Further, around two weeks ago, the cybersecurity firm FireEye, who discovered the SolarWinds Supply Chain Attack, said that this cyber attack still remains in its early stage with no development in the analysis of the attack and tracing the intruder. The attack has massively and shockingly impacted the private and government sector of the US. Cybersecurity firm FireEye has launched a tool and published a white paper for the victims of this attack to make sure if the attackers have entered and remained active or not, and also to cleanse their installations of Microsoft 365 (cloud-based) that contains users tools, emails, and documents.

Keeping in mind that how massive and destructive the cyberattack was, to enhance the work of cybersecurity agencies and their capabilities, and to support the Cybersecurity and Information Security Agency (CISA), and bring up a vital upgrade to federal government security, Joe Biden (President-elect) at that point, put-forward a funding plan of $9bn (i.e. 6.6bn Euros).

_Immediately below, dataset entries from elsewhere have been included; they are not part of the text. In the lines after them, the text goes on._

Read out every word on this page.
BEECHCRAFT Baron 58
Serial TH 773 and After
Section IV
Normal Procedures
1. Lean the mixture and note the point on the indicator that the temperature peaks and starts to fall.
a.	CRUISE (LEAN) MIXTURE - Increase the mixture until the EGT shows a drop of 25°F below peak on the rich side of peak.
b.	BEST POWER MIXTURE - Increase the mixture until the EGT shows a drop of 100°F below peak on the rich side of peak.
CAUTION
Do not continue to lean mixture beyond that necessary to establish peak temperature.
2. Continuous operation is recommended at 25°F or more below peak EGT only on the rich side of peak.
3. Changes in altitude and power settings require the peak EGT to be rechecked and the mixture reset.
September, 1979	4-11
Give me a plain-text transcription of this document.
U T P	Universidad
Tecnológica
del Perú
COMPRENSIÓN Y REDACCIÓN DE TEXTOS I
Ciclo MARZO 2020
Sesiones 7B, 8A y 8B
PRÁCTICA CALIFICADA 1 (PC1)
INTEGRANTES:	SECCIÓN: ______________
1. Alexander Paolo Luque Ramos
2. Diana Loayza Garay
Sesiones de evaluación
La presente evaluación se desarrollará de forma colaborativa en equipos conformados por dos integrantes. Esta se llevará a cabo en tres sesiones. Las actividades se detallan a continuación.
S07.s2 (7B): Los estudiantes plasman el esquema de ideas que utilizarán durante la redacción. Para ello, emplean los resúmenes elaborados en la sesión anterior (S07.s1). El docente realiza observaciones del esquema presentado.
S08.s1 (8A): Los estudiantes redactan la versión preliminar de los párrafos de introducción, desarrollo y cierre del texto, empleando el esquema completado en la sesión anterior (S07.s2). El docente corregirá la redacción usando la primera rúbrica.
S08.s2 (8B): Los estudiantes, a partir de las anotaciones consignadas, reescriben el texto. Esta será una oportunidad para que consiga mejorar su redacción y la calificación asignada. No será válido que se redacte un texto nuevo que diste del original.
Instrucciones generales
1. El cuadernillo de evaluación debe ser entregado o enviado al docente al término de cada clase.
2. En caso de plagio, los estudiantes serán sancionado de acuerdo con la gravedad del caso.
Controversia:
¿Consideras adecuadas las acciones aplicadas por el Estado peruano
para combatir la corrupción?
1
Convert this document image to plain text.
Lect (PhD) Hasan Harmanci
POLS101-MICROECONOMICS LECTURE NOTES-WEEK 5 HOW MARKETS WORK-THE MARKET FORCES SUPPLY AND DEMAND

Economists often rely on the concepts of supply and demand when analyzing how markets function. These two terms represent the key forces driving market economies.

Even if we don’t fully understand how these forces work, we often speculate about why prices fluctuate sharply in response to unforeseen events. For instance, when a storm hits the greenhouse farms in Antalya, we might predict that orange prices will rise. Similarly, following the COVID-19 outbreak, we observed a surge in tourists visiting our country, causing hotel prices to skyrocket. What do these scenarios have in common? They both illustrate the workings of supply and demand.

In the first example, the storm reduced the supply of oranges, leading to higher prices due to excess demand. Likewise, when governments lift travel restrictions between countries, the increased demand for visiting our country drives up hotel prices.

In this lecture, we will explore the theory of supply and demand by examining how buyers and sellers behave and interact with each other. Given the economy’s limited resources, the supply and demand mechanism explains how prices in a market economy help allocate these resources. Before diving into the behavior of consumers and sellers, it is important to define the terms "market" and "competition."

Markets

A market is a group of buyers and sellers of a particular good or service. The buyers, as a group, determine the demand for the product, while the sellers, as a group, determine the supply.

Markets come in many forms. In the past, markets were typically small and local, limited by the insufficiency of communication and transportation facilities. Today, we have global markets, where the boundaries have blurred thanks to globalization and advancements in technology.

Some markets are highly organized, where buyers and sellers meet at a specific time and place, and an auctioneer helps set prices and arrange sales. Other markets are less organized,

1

This complete funding operation was a part of the American Rescue Plan that was revealed on 14 January 2021. It was an overall plan of $1.9tn to support and enhance cybersecurity and also serve towards the relief of the COVID-19 crisis, as the US has been one of the worst impacted countries, worldwide, by the COVID-19 pandemic. This plan had another aim to get rid of the effects caused by the SolarWinds Supply Chain Attack that took place in December 2020, which was one of the largest cyberattacks believed to be operated by Moscow, responsible for infecting several cybersecurity agencies, tech companies, and federal government agencies, with an aim to steal confidential data including details about the COVID-19 vaccine.

Thereafter, President Joe Biden started recruiting a team of national security veterans with profound cyber capabilities, collecting acclaim from previous defense authorities and agents, as the United States government attempted to recuperate from perhaps the greatest cyberattack on its offices credited to Russian covert operatives. The Biden organization has selected elite cybersecurity specialists for administrative roles. A few onlookers stress, notwithstanding, that the team’s experience is completely in the public area. The differentiation was significant on the grounds that by far most of the US web foundation was claimed and worked by US enterprises.

This attack was the most advanced and critical cyberattack that ever occurred and if you want to avoid being a victim to such an attack you should focus much more on your software development and its deployment because all the other basic security measures, even if taken, were quite easily exploited in the attack.

The points you need to focus on about software are:-

  • Harden software build environments
  • Change tools & interfaces so unintentional vulnerabilities are less likely
  • Use vulnerability detection tools when developing software
  • Use tools to detect known-vulnerable components when developing software
  • Improve widely-used OSS
  • Ask for SBOMs in SPDX format, many software producers aren’t ready to provide one yet, but creating the demand will speed progress
  • Determine if subcomponents used have known vulnerabilities
  • Work towards providing SBOM information if we produce software for others

The SolarWinds organizations, on its website, have recently released a security advisory to make every single person aware of the attack, display details, and how to overcome it, and it could be accessed by clicking here.

If there is a common lesson from the past few years, it’s the importance of combining ongoing learning with innovations, greater collaboration, and constant courage. For four centuries, the people of the world have relied on governments to protect them from foreign threats. But digital technology has created a world where governments cannot take effective action alone. The defense of democracy requires that governments and technology companies work together in new and important ways to share information, strengthen defenses and respond to attacks.